What might reduce this NIMBY attitude? Wolfenschiessen, a small town in Switzerland, was asked in 1993 if they would accept a nuclear waste repository in their town, and a slim majority of them said yes. Later, some economists surveyed the town again, asking if pecuniary compensation would sway them further still. This lead to the approval rating dropping from 51% to 25%. Even increasing the compensation did nothing to change their new NIMBY attitude. Being part of a community requires universal responsibility for that community. Accepting social burden requires a connection to that community, and a culture that commodifies everything, even civic responsibility, will be doomed to collapse into itself as more and more neighbourhoods embrace NIMBYism at the cost of the whole. What is required is a reduction in libertarian individualism, and an increase in communal relationships.

There! Much better. Hold up, there are still shadow people! God dammit!
We need to start seeing our neighbours as our neighbours. Just because someone doesn’t live next door doesn’t mean they do not belong.
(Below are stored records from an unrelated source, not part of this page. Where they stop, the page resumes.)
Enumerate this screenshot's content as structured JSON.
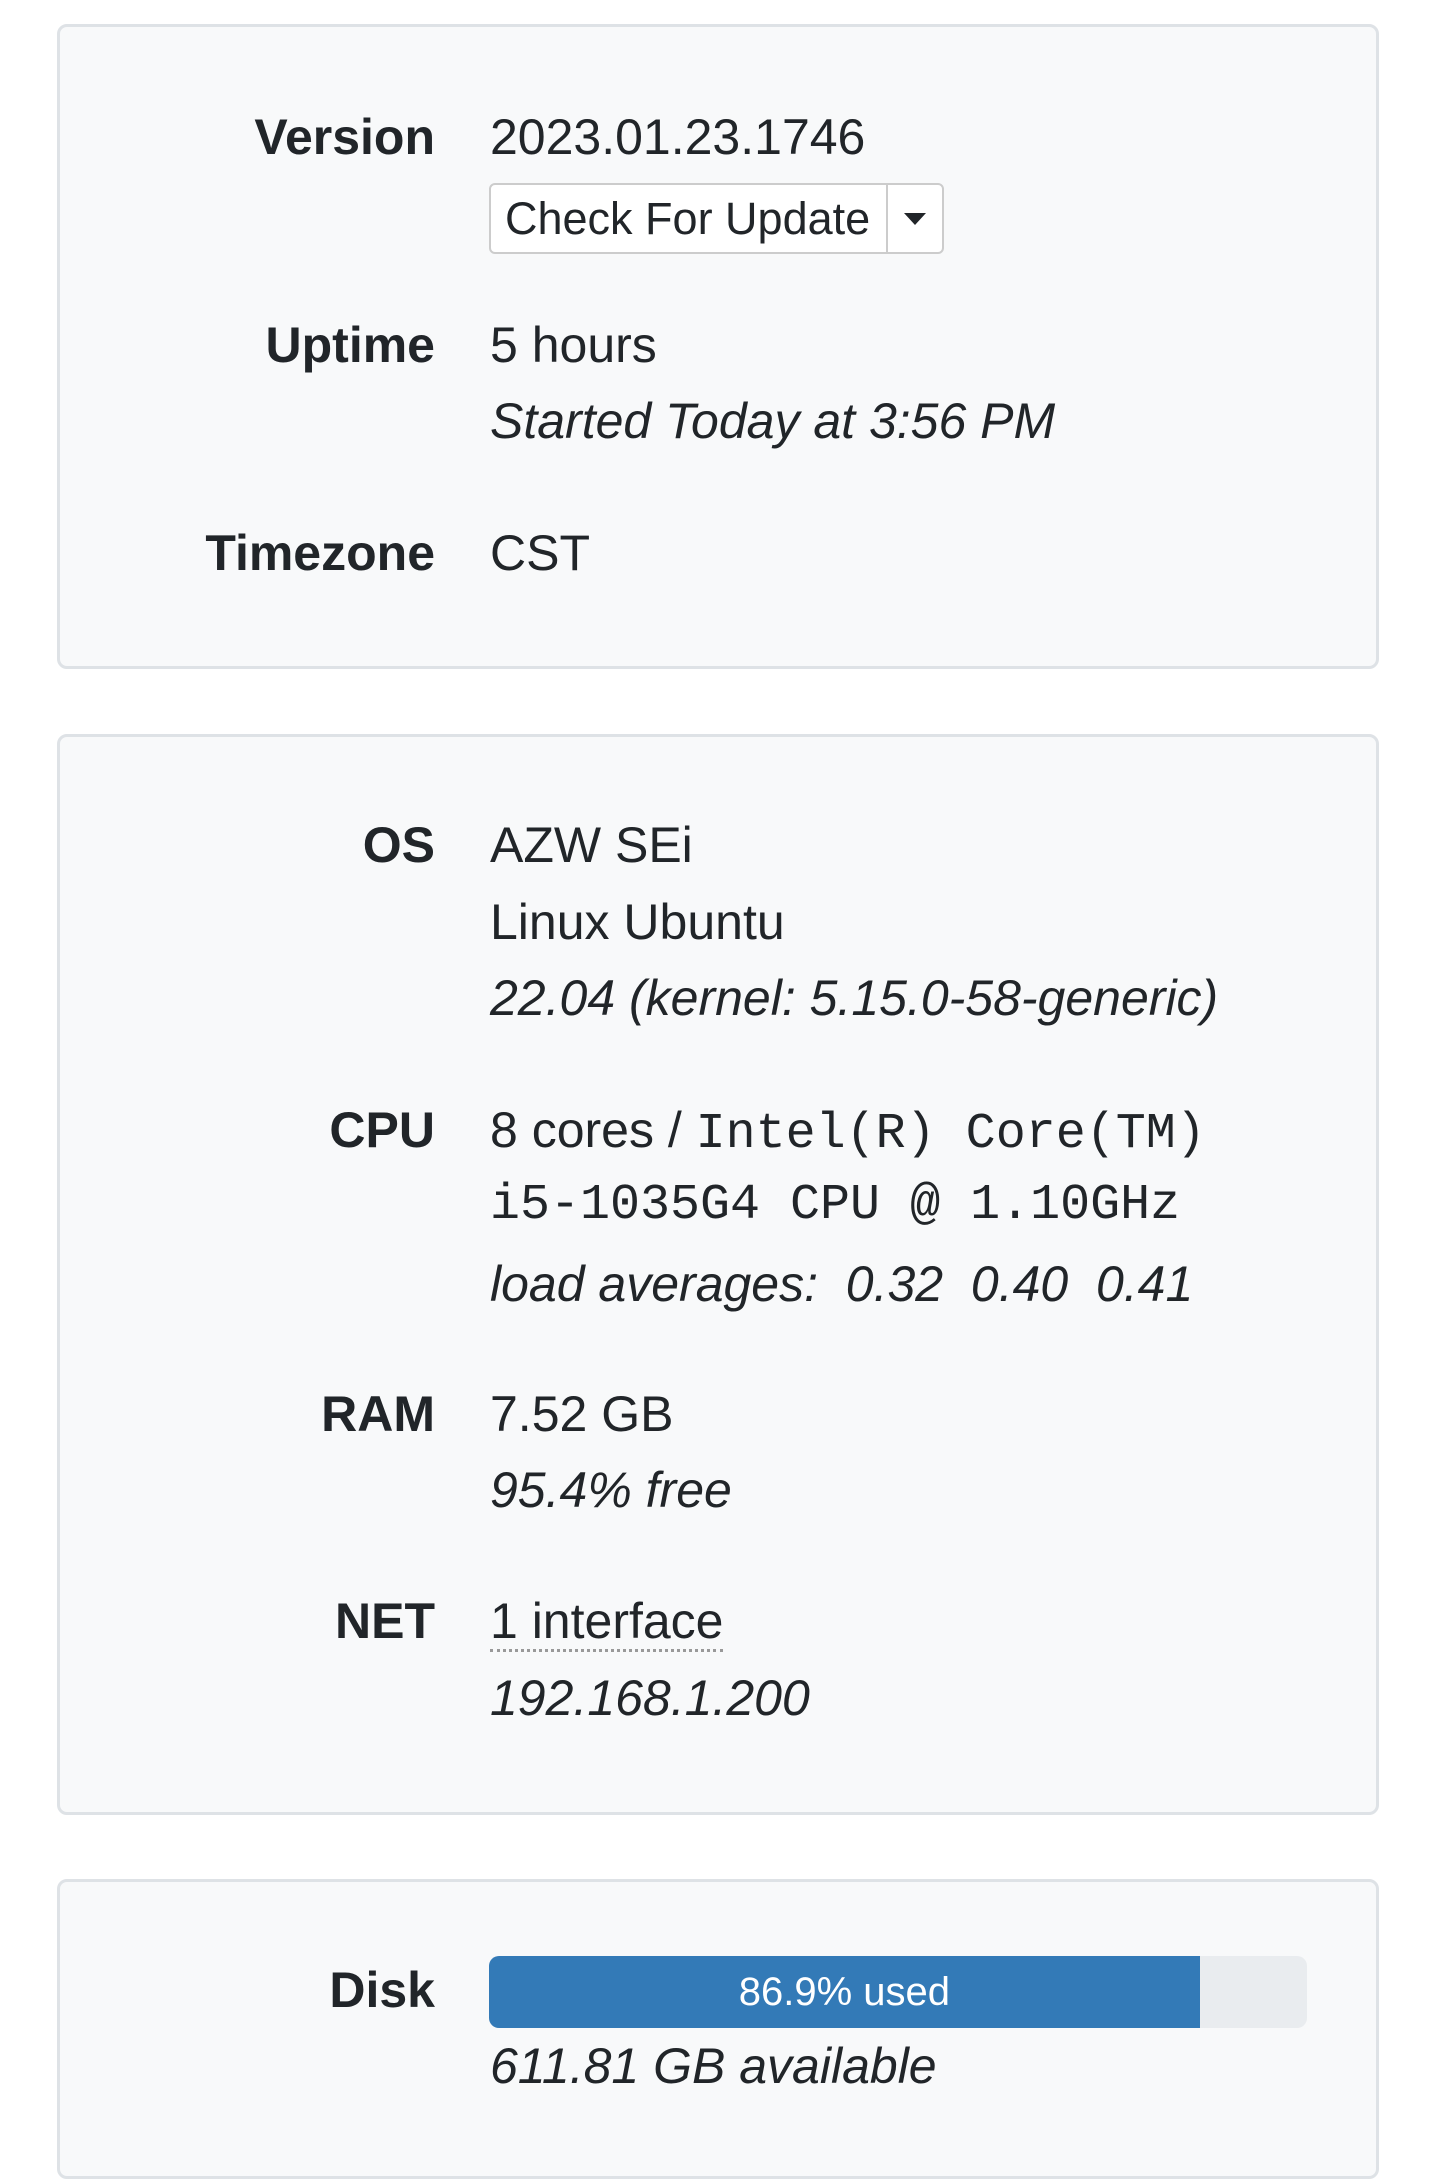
{
  "about": {
    "version_label": "Version",
    "version_value": "2023.01.23.1746",
    "check_update_label": "Check For Update",
    "uptime_label": "Uptime",
    "uptime_value": "5 hours",
    "uptime_started": "Started Today at 3:56 PM",
    "timezone_label": "Timezone",
    "timezone_value": "CST"
  },
  "system": {
    "os_label": "OS",
    "os_host": "AZW SEi",
    "os_name": "Linux Ubuntu",
    "os_version": "22.04 (kernel: 5.15.0-58-generic)",
    "cpu_label": "CPU",
    "cpu_cores": "8 cores / ",
    "cpu_model_1": "Intel(R) Core(TM)",
    "cpu_model_2": "i5-1035G4 CPU @ 1.10GHz",
    "cpu_load": "load averages:  0.32  0.40  0.41",
    "ram_label": "RAM",
    "ram_total": "7.52 GB",
    "ram_free": "95.4% free",
    "net_label": "NET",
    "net_interfaces": "1 interface",
    "net_ip": "192.168.1.200"
  },
  "storage": {
    "disk_label": "Disk",
    "disk_used_percent": 86.9,
    "disk_used_text": "86.9% used",
    "disk_available": "611.81 GB available",
    "bar_color": "#337ab7",
    "track_color": "#e9ecef"
  }
}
A community is necessarily inclusive of everyone within it. Let’s not abandon ourselves to segregated ghettos. At no point in history has that ever been a good idea.
Post-Script: It’s a good idea to mention NIMBY attitudes against real threats to the community, such as poisonous industry near water supplies or hell, even nuclear waste sites. The difference is everyone agrees that things like detox facilities and homeless shelters are a good idea; the argument goes against where to place them. Pollutants are being condemned specifically because they destroy their surrounding environment, but they destroy the world at large as well. A global NIMBY attitude, where we collectively agree that certain developments are unwelcome anywhere, is a different story.
Another Post-Script: Class antagonism toward the poor is often racially driven. My use of “segregated ghettos” was not a coincidence. A lot of NIMBY attitude comes from wishing to avoid race integration just as much as class. You can watch Show Me A Hero on HBO for an intelligent and compelling dramatization of a real-life class integration attempt in New York to see what I mean.